The two first British mosques were established in 1889 in Liverpool and Woking, and women played a major contribution to the communities that helped to set up these mosques. But you wouldn’t necessarily know it. Indeed, women’s contributions throughout history are consistently forgotten – often lost so the past becomes “his story”. I hope my new research will play a part in changing this.
I used archive material linked to the two earliest British mosques to examine the everyday lives of women in these historical communities. This research presents a coherent and compelling narrative of women’s lives and roles as contributors and leaders of their communities.
Women in these communities were usually middle-class converts, who encountered Islam through travel, mosque publications or public lectures. They lived in an environment that viewed Islam and Muslims with suspicion and ridicule. British Muslims were perceived as “loyal enemies” and “infidels within” the society of that time.
At both the Liverpool and Woking mosques, women were included in Eid celebrations, debates and other events. The women at the Liverpool mosque also ran a home for the city’s “destitute” children, which was established in January 1897.
Women wrote for mosque publications, which also celebrated women’s achievements. In January 1895, the Liverpool Mosque newsletter noted that Mrs Zubeida Ali Akbar had the honour of being presented to the Queen. On March 20 1895, it noted that Miss Teyba Bilgrami, “a young Mahommedan lady of Hyderabad”, had passed the first exam in the arts at Madras University.

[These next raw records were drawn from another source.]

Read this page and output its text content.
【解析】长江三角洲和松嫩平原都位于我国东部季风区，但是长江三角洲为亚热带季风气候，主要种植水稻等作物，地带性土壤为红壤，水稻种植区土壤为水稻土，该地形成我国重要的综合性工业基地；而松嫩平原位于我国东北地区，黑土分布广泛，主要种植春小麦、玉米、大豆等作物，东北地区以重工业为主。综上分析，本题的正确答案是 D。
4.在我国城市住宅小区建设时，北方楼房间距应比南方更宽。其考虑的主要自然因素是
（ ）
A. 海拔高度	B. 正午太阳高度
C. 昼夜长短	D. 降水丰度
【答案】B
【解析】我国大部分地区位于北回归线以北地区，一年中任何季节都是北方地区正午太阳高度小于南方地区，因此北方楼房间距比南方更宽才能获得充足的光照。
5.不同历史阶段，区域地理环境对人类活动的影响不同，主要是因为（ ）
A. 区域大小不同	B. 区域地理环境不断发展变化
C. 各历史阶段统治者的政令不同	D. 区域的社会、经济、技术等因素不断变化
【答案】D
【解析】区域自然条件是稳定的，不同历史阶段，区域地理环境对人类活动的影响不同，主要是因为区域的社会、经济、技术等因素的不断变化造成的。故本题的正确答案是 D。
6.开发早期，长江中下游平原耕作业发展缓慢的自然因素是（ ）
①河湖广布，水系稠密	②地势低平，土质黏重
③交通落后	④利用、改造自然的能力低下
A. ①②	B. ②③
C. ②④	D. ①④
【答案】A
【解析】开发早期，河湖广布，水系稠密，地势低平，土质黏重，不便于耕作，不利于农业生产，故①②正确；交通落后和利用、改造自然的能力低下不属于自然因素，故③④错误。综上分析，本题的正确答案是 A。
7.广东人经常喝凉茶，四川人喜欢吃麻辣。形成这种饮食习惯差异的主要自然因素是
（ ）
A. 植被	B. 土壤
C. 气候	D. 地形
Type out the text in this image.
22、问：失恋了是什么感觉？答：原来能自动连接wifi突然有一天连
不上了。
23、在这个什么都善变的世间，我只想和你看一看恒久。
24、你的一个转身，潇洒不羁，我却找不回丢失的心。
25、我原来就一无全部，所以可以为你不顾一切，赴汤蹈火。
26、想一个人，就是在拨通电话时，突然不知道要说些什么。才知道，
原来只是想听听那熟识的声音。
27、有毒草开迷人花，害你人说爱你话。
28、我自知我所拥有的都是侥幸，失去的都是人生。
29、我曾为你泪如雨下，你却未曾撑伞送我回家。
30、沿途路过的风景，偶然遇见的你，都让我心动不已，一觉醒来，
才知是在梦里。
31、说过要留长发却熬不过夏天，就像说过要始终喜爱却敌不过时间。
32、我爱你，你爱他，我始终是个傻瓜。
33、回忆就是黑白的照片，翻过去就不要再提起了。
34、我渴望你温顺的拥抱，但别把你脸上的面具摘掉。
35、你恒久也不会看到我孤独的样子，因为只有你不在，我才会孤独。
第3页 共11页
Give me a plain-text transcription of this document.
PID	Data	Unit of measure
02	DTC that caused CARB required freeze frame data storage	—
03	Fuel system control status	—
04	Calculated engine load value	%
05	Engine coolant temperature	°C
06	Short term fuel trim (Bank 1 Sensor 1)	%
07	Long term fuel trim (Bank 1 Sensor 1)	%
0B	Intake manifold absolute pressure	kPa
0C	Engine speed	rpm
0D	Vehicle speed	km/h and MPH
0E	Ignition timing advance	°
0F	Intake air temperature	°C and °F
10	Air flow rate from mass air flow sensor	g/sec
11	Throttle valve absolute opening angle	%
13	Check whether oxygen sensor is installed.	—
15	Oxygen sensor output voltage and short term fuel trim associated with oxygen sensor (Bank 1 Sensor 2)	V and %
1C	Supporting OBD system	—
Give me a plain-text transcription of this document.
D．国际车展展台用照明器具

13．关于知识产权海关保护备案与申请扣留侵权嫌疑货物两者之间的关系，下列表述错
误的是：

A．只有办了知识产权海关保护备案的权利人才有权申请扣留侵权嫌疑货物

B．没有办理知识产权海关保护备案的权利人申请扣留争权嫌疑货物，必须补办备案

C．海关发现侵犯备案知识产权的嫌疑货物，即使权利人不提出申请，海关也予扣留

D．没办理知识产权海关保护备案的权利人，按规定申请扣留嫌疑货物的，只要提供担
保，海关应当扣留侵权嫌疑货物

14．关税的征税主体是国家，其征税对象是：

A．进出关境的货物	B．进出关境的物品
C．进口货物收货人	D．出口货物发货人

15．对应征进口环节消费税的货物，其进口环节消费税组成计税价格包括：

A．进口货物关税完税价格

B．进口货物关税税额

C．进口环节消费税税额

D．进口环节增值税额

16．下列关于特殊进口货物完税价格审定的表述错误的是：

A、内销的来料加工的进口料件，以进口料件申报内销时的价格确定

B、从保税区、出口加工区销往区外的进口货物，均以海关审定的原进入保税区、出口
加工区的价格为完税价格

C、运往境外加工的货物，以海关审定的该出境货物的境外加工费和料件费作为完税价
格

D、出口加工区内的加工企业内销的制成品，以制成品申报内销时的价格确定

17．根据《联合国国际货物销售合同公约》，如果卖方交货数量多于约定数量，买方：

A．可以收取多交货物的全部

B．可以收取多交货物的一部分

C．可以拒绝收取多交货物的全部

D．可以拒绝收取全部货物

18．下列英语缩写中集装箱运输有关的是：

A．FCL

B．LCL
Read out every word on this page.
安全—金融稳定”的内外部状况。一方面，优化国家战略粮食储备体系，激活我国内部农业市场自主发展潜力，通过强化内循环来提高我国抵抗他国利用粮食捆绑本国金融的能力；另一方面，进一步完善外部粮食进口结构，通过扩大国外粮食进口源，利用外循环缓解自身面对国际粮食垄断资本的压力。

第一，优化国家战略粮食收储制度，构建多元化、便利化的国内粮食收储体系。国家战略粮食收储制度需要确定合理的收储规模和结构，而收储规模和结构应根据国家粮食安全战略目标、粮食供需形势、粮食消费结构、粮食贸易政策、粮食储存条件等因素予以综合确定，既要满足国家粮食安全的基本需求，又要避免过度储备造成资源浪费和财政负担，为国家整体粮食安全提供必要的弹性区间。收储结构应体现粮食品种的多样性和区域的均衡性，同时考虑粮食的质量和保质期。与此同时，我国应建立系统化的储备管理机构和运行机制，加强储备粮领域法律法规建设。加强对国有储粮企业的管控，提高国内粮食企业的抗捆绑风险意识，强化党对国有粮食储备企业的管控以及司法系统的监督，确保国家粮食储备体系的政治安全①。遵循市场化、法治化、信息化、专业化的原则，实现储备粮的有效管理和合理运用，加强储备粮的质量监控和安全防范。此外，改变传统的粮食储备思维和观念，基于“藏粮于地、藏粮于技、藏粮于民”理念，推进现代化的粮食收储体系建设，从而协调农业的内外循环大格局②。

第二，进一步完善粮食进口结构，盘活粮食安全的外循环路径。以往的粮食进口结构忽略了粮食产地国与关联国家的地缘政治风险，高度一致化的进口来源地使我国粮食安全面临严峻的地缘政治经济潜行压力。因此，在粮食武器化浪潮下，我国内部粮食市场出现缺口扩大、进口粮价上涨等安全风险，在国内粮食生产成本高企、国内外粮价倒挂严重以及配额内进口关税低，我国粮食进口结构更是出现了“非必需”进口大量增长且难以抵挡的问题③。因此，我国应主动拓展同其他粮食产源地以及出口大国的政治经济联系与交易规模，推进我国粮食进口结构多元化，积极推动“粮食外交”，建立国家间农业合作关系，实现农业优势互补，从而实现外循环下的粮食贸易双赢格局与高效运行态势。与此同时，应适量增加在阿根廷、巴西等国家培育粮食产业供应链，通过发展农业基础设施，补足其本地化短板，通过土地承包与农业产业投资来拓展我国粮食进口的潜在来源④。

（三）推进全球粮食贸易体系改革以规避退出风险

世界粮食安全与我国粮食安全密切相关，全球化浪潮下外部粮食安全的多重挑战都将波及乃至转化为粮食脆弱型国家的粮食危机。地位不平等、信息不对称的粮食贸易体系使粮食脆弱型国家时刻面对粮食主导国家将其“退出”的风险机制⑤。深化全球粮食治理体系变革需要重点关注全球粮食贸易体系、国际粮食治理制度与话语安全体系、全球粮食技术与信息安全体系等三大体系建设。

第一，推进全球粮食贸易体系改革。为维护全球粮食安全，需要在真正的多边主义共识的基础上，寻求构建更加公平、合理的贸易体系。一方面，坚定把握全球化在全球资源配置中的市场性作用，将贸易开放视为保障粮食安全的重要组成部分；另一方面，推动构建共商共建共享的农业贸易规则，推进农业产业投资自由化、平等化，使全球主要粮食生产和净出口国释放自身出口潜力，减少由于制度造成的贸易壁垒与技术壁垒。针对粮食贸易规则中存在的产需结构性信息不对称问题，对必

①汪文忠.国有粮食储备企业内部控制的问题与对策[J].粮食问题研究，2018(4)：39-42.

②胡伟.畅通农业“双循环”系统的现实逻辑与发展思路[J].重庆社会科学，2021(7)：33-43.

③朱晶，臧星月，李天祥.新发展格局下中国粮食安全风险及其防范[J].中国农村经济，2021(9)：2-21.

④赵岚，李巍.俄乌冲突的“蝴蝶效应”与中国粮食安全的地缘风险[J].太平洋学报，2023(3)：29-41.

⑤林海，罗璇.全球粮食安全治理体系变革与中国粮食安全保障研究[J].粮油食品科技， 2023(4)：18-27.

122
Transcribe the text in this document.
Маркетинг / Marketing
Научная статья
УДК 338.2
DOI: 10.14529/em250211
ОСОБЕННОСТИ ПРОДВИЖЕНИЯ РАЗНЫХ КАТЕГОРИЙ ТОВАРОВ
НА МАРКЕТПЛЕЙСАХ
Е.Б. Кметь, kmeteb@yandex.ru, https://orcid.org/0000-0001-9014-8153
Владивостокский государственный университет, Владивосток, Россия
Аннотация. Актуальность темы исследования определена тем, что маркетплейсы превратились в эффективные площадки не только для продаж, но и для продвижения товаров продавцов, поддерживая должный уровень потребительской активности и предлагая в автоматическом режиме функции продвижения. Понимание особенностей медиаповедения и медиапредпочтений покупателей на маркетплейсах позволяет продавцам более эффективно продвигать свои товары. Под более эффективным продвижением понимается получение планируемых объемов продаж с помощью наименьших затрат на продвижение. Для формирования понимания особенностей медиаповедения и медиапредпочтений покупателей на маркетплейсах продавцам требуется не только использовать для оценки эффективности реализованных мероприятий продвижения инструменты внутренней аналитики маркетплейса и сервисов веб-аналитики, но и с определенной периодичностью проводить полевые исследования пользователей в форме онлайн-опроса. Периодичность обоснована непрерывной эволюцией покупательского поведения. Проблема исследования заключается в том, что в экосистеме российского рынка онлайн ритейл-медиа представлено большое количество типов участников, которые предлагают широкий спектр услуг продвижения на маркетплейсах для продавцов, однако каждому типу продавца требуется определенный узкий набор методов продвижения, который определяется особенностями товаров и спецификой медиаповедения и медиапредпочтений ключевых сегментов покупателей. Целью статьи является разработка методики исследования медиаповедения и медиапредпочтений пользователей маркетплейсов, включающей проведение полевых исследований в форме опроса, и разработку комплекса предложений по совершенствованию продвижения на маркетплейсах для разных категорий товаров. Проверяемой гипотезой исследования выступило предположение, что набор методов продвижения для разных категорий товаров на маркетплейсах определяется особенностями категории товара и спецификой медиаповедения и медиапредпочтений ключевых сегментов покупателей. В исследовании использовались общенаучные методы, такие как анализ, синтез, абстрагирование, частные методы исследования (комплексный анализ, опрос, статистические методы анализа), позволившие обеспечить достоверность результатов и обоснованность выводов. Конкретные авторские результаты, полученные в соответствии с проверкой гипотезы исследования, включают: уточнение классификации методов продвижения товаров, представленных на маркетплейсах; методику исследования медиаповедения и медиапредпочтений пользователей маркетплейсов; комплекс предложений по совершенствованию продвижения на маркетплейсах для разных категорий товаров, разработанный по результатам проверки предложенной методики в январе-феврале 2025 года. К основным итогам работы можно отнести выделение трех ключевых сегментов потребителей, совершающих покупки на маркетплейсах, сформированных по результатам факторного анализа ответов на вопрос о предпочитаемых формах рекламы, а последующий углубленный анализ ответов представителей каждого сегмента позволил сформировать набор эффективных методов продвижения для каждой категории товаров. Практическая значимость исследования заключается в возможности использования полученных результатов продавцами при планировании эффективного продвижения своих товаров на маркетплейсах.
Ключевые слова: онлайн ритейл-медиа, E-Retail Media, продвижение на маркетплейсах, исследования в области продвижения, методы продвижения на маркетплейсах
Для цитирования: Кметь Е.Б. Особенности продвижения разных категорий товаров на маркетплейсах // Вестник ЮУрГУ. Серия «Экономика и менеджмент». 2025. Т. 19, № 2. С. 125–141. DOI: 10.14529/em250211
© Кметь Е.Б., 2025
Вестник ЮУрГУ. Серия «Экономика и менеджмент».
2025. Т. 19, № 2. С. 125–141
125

Refreshments and entertainment
Women were nearly always in charge of refreshments and “entertainment” at mosque events, including an annual Christmas breakfast that the Liverpool Muslim Institute organised. Women were initially excluded from the literary and debating society – this being only for “young men”. Then in March 1896, for the first time a woman, Rosa Warren, gave a talk on the poet Henry Wadsworth Longfellow .
Articles in mosque publications, usually written by men, show how Muslim patriarchy of the time converged with that of Victorian society to marginalise women. For example, poetry published in the Liverpool Mosque newsletter derides “the New Woman” who:
had studied mathematics … knew all about mythology … her mind was drilled in science … knew all the dates of history … Could talk with great loquacity on questions of capacity, but couldn’t sew a button on her little brother’s pants.
Yet there were also women who challenged these patriarchies. As part of my research, I uncovered many interesting stories of women and their roles in the mosques. There was Mrs Nafeesa T Keep, for example, a convert to Islam who arrived in Liverpool from the United States. She gave talks on Islam and women’s rights, challenging both patriarchal understandings of Islam and stereotypes of Islam. She was appointed the assistant superintendent of the Medressah-i-iyyum-al-Sebbah, an institution aimed at educating young Muslims on religion.
There was also Madame Teresa Griffin Viele (1831–1906), who took the Muslim name Sadika Hanoum. She was a news correspondent for the Liverpool Mosque, writing the “Resume of Political Events” in its journal from September 1894 to April 1895. And Lady Evelyn Zainab Cobbold, a high-profile convert from an aristocratic British family, who became one of the first European women to perform the Hajj or pilgrimage to Mecca. Extraordinarily for her time, she performed the pilgrimage on her own, in a motor car and then wrote a best-selling book in 1934 about her experiences.
Other women in this community include Fatima Cates, who was a key member and indeed founding treasurer of the Liverpool Muslim Institute, the body that itself founded Britain’s first mosque in the city. Meanwhile, another woman, Begum Shah Jahan of Bhopal, India, funded Britain’s first purpose-built mosque in Woking. Women were therefore central to the foundation of the first mosques in Britain.
Indeed, as my research shows, history puts women at the centre of the establishment of Islam in Britain. And in their own different ways, these women took on roles of leadership and representation. They lived at a time that was socially and culturally extremely different from that of contemporary British Muslims. Yet the issues these women encountered in their practice of Islam, their negotiations with multiple patriarchies, and their daily lives are not unlike the issues around gender and mosque leadership debated in contemporary Britain.
By shining a light on the history of Muslim women in Britain, contemporary issues seem less insurmountable. These women shaped the Muslim communities of their time and it is imperative that their stories are known.